Was trägst Du zur Beerdigung?

Es ist eine lustige Anekdote aus dem Jahr 2013, die untrennbar zu dieser Frage meiner Mutter gehört. Irgendwann nachdem meine Mutter die erste Behandlungsrunde erfolgreich abgeschlossen hatte, waren wir zusammen in Dortmund. Wir wollten gemeinsam nach einem schwarzen Hosenanzug für mich suchen. In einem größeren Geschäft flanierten wir durch die Abteilung und schauten uns die Auswahl sehr intensiv an. Eine Verkäuferin eilte herbei und wollte wissen, was wir suchen. „Einen schwarzen Hosenanzug für mich“ sagte ich, „zu welchem Anlaß“ fragte die Verkäuferin, „zu meiner Beerdigung“ antwortete meine Mutter trocken und wahrheitsgemäß. Die Verkäuferin mußte sehr schwer schlucken und wir haben uns noch Stunden später im Café bei Kaffee und Kuchen über diese Situation amüsiert.

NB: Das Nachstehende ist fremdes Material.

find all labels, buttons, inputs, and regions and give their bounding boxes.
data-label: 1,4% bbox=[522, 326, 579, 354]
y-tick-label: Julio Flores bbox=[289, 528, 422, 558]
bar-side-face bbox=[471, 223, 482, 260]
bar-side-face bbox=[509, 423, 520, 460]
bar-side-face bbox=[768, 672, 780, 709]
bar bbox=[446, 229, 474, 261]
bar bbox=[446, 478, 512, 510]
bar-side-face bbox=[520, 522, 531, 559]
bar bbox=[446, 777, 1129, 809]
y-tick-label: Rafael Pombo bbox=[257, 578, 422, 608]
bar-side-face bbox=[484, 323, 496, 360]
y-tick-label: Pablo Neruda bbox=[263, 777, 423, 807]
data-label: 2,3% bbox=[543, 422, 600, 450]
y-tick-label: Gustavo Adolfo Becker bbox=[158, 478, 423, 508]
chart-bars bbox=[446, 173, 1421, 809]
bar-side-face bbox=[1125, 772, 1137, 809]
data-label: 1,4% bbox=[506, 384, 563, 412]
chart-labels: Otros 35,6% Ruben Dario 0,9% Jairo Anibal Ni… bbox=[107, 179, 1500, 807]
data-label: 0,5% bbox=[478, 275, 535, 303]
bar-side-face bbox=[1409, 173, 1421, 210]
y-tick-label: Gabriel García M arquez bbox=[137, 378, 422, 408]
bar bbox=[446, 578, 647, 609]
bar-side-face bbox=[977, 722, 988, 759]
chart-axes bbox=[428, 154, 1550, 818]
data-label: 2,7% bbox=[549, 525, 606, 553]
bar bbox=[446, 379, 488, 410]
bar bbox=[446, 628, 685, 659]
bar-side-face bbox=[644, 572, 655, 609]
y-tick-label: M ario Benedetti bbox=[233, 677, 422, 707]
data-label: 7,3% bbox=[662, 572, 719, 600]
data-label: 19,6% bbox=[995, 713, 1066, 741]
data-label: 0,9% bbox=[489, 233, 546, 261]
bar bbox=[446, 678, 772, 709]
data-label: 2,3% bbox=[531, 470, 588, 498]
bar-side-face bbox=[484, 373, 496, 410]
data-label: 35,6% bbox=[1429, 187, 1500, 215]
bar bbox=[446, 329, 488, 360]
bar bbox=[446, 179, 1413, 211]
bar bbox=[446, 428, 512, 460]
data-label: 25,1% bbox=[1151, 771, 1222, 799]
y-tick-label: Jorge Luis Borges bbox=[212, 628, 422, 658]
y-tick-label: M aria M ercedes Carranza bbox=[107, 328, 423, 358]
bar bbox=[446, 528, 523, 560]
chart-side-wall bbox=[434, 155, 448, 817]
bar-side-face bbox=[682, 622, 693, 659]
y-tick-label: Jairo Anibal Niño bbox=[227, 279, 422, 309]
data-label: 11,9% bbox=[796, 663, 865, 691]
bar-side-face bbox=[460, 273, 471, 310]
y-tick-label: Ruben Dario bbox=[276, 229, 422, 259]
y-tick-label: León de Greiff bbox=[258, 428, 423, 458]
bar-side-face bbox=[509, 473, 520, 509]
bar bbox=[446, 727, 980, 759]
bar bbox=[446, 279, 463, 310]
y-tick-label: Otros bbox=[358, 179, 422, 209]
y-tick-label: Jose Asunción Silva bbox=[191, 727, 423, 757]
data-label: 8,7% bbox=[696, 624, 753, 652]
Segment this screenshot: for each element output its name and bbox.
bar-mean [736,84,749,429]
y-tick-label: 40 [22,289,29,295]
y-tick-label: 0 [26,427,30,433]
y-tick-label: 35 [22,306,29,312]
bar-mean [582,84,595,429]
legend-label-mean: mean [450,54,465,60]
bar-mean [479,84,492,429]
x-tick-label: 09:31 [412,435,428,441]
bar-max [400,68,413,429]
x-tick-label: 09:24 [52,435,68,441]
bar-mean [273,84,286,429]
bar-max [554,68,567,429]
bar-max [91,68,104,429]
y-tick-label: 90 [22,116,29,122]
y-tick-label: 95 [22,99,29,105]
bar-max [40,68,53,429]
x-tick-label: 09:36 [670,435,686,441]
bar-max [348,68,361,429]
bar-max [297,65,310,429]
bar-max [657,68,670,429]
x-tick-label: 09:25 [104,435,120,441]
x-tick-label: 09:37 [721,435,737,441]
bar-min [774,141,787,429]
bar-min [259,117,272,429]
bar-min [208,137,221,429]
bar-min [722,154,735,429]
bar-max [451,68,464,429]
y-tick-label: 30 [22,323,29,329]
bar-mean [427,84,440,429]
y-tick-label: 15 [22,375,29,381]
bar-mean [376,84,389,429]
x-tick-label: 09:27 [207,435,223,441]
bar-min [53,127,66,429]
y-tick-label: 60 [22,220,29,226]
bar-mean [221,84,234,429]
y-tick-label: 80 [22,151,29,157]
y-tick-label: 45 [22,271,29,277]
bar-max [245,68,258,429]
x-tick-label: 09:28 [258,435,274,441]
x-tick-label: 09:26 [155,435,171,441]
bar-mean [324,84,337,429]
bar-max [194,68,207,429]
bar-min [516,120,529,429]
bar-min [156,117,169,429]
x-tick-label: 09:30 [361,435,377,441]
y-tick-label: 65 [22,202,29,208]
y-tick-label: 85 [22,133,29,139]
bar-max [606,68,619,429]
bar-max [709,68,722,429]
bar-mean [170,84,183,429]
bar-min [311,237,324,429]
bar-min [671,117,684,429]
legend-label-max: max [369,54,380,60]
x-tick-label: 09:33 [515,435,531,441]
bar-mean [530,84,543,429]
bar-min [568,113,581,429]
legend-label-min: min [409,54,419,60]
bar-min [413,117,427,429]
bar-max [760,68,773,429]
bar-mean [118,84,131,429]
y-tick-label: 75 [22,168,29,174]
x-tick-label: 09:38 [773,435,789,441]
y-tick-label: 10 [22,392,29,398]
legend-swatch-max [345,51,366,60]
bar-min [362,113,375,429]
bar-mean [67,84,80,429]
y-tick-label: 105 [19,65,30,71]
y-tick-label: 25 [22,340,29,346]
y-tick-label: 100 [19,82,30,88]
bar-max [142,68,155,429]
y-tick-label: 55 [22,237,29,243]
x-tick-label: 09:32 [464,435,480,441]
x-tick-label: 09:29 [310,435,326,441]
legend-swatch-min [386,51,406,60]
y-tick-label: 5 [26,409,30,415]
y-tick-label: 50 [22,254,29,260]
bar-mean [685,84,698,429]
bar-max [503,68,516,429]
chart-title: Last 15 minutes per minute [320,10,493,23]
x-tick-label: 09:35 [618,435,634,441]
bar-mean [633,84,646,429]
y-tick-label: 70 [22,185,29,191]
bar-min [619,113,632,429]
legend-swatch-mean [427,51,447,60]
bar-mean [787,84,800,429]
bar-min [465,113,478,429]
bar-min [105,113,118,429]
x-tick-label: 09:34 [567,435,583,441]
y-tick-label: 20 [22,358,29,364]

Im Oktober 2018 ging es dann ernsthaft darum, nach einem schwarzen Hosenanzug zu schauen. Gemeinsam haben wir zwei Geschäfte in Wuppertal besucht, leider erfolglos und für Fahrten in andere Städte war meine Mutter schon zu schwach. Ich habe also alleine in den umliegenden Städten gesucht, aber erfolglos. Mal war der Hosenanzug zu eng und ich fühlte mich wie ein Würstchen in der Pelle, mal gefiel mir der Stoff nicht (ich wollte keine Kunstfaser). Irgendwann habe ich dann beschlossen, daß ich eine bereits vorhandene schwarze Hose nehme und mir nur noch schwarze Pullover/Strickjacken besorge. Die Idee gefiel meiner Mutter und nach einem Workshop in Köln habe ich also eingekauft und alles am Abend meiner Mutter vorgeführt. Es war ein schönes Gefühl, daß sie das noch gesehen hat und für mich bedeutete es viel weniger Zeitdruck, daß ich das schon zuhause hatte.

Ich habe von meiner Mutter aber (trotzdem) den „Auftrag“ bekommen, mit irgendwann einen schönen schwarzen Hosenanzug zu kaufen!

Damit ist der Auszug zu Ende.